When credit is a commodity, family are friends, and creditors are not, strange things happen.
Trouble is, our clients don’t think the happenings are strange. Bankruptcy lawyers end up moving lots of “stuff” to get to the real story.
Arkansas bankruptcy lawyer Kathy Cruz uses the marvelous phrase “generally accepted people practices” to describe the kinds of transactions ordinary folk engage in when dealing with credit, creditors, and possessions.
People go on and off title to assets to get a loan or to distance an asset from a creditor. They buy things on credit for family member to pay for, and they add their children to their accounts instead of drafting a will. They think nothing of these kinds of deals because they involve family or friend. The move makes their financial life smoother.
Our clients are usually clueless that these transactions are transfers within the meaning of the Bankruptcy Code or that the form of title brings someone else’s property into their bankruptcy estate.
Worse, clients are capable of holding two contradictory legal views at the same time: “It’s not really my house, it’s just in my name for when my mother passes away” exists along side the view that “I gave my car to my brother so my creditors won’t get it”.
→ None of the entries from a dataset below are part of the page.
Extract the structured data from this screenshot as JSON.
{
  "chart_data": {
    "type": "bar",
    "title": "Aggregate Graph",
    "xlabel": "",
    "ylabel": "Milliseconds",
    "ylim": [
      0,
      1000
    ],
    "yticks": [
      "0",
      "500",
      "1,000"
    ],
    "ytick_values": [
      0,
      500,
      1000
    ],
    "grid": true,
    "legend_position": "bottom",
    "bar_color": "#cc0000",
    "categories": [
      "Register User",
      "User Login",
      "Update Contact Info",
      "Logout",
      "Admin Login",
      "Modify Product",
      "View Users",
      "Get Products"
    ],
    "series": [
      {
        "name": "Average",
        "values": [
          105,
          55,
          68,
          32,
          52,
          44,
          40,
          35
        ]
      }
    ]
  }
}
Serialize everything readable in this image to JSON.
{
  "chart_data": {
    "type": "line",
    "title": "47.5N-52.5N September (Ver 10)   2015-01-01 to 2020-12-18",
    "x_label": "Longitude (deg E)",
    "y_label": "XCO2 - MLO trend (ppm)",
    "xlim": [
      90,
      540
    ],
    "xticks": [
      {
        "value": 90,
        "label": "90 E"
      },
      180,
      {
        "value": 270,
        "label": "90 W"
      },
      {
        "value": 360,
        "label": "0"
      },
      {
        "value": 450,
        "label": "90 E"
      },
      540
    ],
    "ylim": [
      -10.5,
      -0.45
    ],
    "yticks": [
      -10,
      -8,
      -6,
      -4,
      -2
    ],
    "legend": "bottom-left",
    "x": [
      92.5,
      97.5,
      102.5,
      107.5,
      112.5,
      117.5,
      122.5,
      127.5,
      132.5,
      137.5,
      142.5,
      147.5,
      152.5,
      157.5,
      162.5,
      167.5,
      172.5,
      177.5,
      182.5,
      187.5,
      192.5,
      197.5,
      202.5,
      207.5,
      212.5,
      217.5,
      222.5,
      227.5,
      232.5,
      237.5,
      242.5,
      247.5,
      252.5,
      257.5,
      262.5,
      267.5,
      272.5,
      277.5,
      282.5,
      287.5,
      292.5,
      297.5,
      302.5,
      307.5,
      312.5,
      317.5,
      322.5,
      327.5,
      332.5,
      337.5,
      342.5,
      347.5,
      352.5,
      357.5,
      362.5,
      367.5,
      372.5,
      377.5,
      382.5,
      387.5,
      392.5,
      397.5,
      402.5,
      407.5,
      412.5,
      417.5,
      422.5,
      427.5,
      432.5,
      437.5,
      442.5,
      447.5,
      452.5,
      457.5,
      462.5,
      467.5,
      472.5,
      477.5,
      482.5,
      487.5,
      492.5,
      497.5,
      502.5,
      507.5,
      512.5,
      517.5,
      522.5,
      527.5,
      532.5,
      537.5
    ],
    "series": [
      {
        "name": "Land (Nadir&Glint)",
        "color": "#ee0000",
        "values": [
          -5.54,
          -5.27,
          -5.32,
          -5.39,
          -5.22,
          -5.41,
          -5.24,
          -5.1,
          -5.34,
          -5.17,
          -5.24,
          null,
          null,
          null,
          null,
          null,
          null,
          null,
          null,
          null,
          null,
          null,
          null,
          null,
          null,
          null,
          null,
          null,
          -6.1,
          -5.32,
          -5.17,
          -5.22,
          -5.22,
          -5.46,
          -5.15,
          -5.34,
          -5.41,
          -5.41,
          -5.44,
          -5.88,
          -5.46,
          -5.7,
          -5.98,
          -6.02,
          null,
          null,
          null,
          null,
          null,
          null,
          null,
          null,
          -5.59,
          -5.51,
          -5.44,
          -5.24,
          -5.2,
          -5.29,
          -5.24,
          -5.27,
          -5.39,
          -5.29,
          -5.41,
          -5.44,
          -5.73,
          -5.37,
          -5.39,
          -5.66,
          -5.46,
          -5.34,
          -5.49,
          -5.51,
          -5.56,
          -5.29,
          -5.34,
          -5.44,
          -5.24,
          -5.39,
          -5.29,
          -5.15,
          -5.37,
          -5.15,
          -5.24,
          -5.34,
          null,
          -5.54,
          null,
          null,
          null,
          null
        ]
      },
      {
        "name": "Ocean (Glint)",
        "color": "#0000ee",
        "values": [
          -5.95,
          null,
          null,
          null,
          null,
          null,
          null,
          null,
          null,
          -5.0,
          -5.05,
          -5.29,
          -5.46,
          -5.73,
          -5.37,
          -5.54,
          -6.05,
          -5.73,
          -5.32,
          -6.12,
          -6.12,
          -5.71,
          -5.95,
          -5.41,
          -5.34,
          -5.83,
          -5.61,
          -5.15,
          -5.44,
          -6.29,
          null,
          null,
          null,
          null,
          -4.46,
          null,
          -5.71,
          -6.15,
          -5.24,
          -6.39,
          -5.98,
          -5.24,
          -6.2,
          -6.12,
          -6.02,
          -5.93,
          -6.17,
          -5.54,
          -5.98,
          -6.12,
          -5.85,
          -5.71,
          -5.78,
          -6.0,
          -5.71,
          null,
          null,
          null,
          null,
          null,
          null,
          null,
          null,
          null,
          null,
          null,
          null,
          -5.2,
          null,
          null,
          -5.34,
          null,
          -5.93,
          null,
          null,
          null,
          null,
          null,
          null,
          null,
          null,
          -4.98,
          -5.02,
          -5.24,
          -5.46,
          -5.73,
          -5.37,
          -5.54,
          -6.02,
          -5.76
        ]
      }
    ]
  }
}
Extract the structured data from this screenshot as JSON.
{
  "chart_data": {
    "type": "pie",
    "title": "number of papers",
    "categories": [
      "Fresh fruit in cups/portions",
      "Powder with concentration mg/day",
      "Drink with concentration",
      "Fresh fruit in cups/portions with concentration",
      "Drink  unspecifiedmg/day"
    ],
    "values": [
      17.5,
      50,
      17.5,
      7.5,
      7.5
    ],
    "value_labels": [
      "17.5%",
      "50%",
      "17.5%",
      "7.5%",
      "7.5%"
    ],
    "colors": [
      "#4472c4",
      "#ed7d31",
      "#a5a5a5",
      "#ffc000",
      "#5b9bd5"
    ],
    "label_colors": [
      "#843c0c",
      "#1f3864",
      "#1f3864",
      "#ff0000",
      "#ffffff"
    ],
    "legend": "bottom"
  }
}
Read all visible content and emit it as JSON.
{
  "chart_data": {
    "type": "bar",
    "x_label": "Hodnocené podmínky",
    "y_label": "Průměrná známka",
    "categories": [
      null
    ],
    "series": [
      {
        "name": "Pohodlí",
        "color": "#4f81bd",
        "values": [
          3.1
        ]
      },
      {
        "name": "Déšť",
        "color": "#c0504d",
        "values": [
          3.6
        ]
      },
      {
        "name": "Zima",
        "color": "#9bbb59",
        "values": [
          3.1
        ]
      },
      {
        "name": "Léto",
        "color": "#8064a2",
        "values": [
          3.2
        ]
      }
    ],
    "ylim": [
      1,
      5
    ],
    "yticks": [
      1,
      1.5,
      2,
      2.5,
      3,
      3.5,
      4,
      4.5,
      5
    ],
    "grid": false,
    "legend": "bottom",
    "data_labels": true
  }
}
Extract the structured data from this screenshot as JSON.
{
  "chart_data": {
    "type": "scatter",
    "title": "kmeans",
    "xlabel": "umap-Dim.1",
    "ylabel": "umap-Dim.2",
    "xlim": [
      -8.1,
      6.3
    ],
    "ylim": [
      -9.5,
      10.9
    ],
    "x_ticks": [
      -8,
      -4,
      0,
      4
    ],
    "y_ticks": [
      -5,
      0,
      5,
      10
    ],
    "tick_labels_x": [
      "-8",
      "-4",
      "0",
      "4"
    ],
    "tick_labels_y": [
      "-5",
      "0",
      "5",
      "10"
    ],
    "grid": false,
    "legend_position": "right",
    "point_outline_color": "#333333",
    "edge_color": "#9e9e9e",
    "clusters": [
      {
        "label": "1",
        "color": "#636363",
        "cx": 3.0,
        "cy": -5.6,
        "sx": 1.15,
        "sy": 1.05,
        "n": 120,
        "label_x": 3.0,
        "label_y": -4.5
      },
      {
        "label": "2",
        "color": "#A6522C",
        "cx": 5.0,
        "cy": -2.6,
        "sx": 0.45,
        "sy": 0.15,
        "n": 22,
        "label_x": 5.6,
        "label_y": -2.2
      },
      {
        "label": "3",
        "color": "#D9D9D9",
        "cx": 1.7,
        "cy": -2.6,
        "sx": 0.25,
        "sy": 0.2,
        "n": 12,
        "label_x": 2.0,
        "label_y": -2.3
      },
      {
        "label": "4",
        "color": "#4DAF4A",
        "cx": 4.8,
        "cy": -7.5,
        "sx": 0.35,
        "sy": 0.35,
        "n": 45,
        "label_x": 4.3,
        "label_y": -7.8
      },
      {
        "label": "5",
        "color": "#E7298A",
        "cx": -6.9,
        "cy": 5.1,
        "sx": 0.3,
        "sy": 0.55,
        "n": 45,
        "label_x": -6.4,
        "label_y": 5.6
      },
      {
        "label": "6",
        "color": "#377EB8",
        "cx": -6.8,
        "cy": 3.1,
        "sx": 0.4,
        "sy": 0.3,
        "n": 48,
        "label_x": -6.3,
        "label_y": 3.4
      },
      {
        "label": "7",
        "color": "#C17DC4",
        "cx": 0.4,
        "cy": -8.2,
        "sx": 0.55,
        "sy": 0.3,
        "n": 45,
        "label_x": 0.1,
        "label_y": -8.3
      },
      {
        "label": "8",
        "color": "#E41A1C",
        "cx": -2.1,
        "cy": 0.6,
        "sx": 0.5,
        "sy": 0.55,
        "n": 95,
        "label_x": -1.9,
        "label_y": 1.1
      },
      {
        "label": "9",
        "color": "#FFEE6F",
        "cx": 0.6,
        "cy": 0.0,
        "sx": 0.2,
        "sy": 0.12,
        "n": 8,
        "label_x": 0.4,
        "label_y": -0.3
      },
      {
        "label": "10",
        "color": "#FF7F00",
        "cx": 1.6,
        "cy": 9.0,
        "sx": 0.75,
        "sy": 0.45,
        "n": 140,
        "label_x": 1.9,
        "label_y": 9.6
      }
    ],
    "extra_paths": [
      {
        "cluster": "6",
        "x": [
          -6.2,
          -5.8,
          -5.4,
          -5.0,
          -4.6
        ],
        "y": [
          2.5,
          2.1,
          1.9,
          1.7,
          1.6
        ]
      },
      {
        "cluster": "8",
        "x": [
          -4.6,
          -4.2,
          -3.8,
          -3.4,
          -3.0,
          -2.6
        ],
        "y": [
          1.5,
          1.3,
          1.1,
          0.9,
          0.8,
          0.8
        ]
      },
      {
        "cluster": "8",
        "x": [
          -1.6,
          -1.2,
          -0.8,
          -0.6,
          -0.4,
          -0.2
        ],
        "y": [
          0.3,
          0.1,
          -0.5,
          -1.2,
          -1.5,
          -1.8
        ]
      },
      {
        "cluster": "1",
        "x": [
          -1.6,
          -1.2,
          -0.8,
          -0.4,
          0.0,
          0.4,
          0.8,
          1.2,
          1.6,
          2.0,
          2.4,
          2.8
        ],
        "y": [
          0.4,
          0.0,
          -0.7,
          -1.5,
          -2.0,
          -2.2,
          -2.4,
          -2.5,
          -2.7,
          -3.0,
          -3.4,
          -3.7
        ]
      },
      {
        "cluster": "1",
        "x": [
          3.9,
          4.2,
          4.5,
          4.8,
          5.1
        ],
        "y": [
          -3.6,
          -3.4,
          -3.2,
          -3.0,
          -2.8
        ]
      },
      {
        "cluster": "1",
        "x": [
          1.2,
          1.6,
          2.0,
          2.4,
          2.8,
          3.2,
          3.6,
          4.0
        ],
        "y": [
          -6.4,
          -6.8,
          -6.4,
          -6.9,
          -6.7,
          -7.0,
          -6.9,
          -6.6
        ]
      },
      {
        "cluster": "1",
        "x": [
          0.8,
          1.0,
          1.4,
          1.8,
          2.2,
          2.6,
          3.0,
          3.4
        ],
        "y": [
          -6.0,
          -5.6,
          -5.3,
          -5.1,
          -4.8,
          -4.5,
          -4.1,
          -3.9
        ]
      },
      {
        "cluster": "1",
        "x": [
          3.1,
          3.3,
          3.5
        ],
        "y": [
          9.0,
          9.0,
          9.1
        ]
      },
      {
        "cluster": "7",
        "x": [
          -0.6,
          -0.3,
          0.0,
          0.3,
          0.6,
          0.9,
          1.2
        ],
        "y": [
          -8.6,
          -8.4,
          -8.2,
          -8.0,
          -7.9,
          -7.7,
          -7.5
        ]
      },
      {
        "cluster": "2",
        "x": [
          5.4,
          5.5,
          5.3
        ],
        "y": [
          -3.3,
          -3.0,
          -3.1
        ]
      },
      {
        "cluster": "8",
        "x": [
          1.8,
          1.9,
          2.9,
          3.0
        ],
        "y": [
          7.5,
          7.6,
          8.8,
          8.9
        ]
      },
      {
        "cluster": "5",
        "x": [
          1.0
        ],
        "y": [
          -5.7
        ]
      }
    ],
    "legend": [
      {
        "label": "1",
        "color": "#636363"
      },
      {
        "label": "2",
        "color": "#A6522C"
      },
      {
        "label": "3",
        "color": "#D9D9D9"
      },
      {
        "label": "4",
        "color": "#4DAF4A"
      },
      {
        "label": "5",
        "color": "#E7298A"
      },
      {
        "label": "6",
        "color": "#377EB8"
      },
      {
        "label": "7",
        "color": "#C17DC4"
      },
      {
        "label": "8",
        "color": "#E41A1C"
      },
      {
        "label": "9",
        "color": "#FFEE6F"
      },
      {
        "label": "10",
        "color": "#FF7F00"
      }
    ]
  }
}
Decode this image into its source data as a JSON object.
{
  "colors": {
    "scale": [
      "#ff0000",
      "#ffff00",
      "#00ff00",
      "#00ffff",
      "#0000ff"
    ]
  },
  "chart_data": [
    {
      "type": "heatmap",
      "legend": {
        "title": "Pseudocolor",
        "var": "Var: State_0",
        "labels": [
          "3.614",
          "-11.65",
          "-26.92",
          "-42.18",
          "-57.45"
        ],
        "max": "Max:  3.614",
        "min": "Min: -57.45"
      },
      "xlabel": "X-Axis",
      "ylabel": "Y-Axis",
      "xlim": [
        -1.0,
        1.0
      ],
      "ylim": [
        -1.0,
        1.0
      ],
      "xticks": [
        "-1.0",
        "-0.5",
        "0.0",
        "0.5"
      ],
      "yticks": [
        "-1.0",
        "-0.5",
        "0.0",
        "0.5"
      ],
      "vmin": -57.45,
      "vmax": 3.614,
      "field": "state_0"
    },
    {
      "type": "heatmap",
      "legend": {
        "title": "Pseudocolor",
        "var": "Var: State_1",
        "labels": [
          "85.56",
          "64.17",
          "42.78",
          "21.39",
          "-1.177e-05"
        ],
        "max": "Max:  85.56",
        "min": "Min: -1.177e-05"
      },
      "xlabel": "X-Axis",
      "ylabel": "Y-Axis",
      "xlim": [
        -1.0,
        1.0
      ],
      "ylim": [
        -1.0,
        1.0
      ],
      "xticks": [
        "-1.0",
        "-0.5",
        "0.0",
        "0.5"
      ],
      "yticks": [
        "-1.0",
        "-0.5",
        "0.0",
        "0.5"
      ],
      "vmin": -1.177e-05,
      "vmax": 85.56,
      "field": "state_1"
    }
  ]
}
The law, as we lawyers know it, sees these “people practices” differently. Fail to uncover them before a case is filed and you and your client may feel like you got run over by that steam shovel. How do we uncover those transactions that the client doesn’t see as transactions?
Part of my intake procedure consists of questions like these:
- Have you gone off of title to any asset?
- Are you holding anything that really belongs to someone else?
- Has anyone died and left you an inheritance you haven’t collected?
- Are you on title to anything that really belongs to another?
- Is anyone holding assets for you in their name?
- Have you taken a loan or cosigned a loan for someone who was unable to get credit themselves?
- Are you on anyone else’s bank accounts?
This list isn’t exclusive but it’s a start on digging out the whole story before schedules are filed under penalty of perjury and before it emerges for the first time at the 341 meeting.
Ray Schimmel says
I just had one where the real estate broker told my insolvent client’s parents to add them title rather than having to go through the time and expense of having a will or living trust drafted. Brilliant. I am contemplating the negligence claim against the broker.
This is a great point, Cathy. Personally, I try to run through these types of questions and many more at least 3 different ways with my clients before I file their case. It’s not that I suspect they might intentionally hide something. Instead, I believe that they just don’t know that they are. Regularly, I get clients to disclose new information on my post-petition-signing questionnaire. No harm, no foul, and it saves us the trouble of trying to amend the Schedules after the fact.